Spatial Clustering of de Novo Missense Mutations Identifies Candidate Neurodevelopmental Disorder-Associated Genes

Abstract

Haploinsufficiency (HI) is the best characterized mechanism through which dominant mutations exert their effect and cause disease. Non-haploinsufficiency (NHI) mechanisms, such as gain-of-function and dominant-negative mechanisms, are often characterized by the spatial clustering of mutations, thereby affecting only particular regions or base pairs of a gene. Variants leading to haploinsufficency might occasionally cluster as well, for example in critical domains, but such clustering is on the whole less pronounced with mutations often spread throughout the gene.
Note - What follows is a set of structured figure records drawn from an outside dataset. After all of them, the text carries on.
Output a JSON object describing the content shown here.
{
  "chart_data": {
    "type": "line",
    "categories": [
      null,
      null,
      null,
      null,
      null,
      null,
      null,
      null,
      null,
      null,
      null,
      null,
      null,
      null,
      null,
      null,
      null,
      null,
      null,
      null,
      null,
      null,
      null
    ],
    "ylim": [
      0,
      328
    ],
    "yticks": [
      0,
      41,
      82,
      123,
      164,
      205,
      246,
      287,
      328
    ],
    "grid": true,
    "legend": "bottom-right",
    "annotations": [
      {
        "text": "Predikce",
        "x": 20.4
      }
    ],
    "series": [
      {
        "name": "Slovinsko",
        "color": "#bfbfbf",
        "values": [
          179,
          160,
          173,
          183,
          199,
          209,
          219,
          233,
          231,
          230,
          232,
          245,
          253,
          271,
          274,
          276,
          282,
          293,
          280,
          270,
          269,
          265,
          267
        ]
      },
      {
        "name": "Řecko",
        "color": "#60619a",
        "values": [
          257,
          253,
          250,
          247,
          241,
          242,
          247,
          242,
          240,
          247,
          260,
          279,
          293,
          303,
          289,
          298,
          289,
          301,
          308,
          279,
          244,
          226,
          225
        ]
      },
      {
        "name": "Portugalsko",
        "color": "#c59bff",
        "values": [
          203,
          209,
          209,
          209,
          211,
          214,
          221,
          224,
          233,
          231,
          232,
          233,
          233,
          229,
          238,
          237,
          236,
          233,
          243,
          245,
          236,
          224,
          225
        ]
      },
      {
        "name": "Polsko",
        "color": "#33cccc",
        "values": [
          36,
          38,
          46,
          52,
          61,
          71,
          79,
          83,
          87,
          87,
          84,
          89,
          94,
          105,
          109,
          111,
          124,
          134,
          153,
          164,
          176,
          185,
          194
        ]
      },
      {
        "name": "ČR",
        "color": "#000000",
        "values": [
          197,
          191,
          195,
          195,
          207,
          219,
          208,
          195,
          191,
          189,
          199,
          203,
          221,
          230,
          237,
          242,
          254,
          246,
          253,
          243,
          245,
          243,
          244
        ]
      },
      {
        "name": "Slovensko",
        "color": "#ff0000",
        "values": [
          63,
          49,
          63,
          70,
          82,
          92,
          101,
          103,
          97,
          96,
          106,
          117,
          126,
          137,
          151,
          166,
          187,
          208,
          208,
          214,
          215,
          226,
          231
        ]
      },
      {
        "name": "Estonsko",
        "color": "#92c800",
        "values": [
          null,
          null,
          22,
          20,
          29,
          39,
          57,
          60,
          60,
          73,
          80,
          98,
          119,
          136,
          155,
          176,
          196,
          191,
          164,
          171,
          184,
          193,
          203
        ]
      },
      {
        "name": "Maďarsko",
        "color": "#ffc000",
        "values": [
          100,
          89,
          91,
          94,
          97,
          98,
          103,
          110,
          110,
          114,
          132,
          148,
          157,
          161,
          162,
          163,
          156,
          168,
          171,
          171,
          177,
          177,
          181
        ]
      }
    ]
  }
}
Here we exploit this property and develop a method to specifically identify genes with significant spatial clustering patterns of de novo mutations in large cohorts. We apply our method to a dataset of 4,061 de novo missense mutations from published exome studies of trios with intellectual disability and developmental disorders (ID/DD) and successfully identify 15 genes with clustering mutations, including 12 genes for which mutations are known to cause neurodevelopmental disorders. For 11 out of these 12, NHI mutation mechanisms have been reported. Additionally, we identify three candidate ID/DD-associated genes of which two have an established role in neuronal processes. We further observe a higher intolerance to normal genetic variation of the identified genes compared to known genes for which mutations lead to HI. Finally, 3D modeling of these mutations on their protein structures shows that 81% of the observed mutations are unlikely to affect the overall structural integrity and that they therefore most likely act through a mechanism other than HI.

Figure 1

Examples of Identified Genes with Clustering Mutations Protein domains are annotated based on Pfam HMM search. cDNA locations of de novo missense mutations are depicted by blue pins. Genes shown here are as follows: SMAD4 (A), CDK13 (B), PACS2 (C). Figures visualizing the clustering of de novo missense mutations in the other 12 genes are provided in Figures S1–S15.

Figure 2

Intolerance to Missense Variation Violin plots show the distribution of the gene-based $d_N/d_S$ (y axis) per gene set (x axis). The median $d_N/d_S$ is indicated by a red horizontal line. The NHI genes are more intolerant to missense variation than HI genes (HI genes median: 0.460; NHI genes median: 0.428; p = 2.24e-03). In addition, the identified genes with clustering mutations are more intolerant to missense variation than HI genes (genes with clustering mutations median: 0.352; p = 8.45e-03).

Figure 3

Examples of Modeling of Missense Mutations on 3D Protein Structures Wild-type residues are marked in blue; de novo mutations are indicated as red globes or lines (Tables S17). (A) 3D structure of GNA1, acting through HI, showing that the modeled missense mutations are buried and likely to disrupt protein folding. (B) Structure of PPP2R5D, acting through NHI, where the modeled missense mutations affect mostly surface residues and are expected to have no or only local structural effects. (C) Zoom-in of known missense variants p.Arg496Cys and p.Ile500Val in SMAD4 known to act through a gain-of-function mechanism. These variants are located on the surface of the monomer and in contact with another SMAD4 monomer. (D) Zoom-in of the missense variant p.Gly343Arg in ACTL6B which is located at the surface. The side-chain points toward the solvent, therefore the larger Arginine will fit. (E) Zoom-in of the missense variant p.Pro65Leu in PCGF2 close to the interaction site with other molecules.